Standing on the riprap above, I watched for signs of life in a channel separating a large backwater from the Illinois River. With midday sunlight directly overhead, viewing conditions were good to a couple of feet down, considering the turbid water. I caught a sizable flash in my periphery. Then more flashes—figures appearing in a split second and disappearing just as fast. It was like missing the spot in the sky while trying to catch a bursting meteor during a Leonid shower.
Concentrating on one spot and hoping for an encore was my best chance at a good look. Soon I realized they were longnose gar displaying group behavior common to this species. I couldn’t tell how many there were, seeing about 5 to 10 fish at a time. Probably 30 or more in the pod. I’d heard of longnose groups approaching 100-plus fish.
These were good-sized specimens, most about 21⁄2 to 3 feet long. Their quick porpoising rolls indicated to me that they were feeding, perhaps on small juvenile fish. A few gar broke the surface, most likely to gulp air, but mostly it looked like they were snatching prey from the water column.
Unfortunately I didn’t have my fishing gear along; I was scouting the area to study the importance of backwaters to riverine fishes back when I was doing fisheries research. Even if I had my gear, I probably wouldn’t have the best tackle to catch longnose, recalling that hookless entanglement lures were most effective on their long toothy snouts. But if I worked at it and my hook found flesh and not bone, I could probably catch one on a smaller in-line spinner or minnowbait, or on a live minnow presented under a float. They’d tangle in the right fly, for sure.
I watched intently until the activity slowed. How great it would be to hit it at the right place and time with the proper gear. Even so, it was an impressive display. I stepped back in time wondering if these fish, which haven’t changed much in 50 million years, were behaving no differently from their ancestors that swam in rivers during the Cretaceous Period, when duckbilled dinosaurs roamed the banks.
Scouting for Gar
Five of the seven gar species (family Lepisosteidae) existing worldwide are in U.S. waters. Second in size to the alligator gar—the largest gar—is the longnose, which is widely distributed from the Mississippi basin eastward, from Quebec to the southern Atlantic and Gulf Coast basins in the U.S. The world record longnose is a 50.5-pounder caught from the Trinity River in Texas. Five state records top 40 pounds.
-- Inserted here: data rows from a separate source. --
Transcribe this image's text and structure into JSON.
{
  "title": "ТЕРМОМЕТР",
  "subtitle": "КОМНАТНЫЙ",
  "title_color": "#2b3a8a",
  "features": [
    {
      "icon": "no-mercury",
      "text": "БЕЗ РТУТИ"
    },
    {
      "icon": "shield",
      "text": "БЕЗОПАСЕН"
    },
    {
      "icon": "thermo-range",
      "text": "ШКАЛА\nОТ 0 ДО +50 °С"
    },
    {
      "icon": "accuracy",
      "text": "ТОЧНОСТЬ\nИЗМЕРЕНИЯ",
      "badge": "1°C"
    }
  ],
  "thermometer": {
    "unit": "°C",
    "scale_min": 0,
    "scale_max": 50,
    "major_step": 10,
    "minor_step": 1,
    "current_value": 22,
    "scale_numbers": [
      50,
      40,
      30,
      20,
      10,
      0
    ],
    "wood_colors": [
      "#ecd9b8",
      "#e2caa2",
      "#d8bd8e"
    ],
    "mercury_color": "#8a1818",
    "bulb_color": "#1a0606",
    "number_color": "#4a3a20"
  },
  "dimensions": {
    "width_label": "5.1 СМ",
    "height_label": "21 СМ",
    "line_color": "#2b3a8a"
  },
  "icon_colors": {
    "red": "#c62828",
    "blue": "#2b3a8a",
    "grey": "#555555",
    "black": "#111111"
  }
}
Longnose inhabit lakes, reservoirs, and rivers over a wide distribution but few anglers target them. John Gaulke, who guides for multiple species on New York’s Finger Lakes and Lake Ontario, is a longnose gar addict. “Gar are one of the best kept secrets in angling. They’re criminally underfished, so anglers in search of large numbers of big fish can easily find it gar fishing. They hammer lures with a primal aggressiveness only matched by a few species. They’re common—typically running from 30 to 37 inches long—in the northern portions of Cayuga Lake and in Lake Ontario bays and larger tributaries. Cross Lake and Sodus Bay are both capable of producing 45-inch fish,” he says.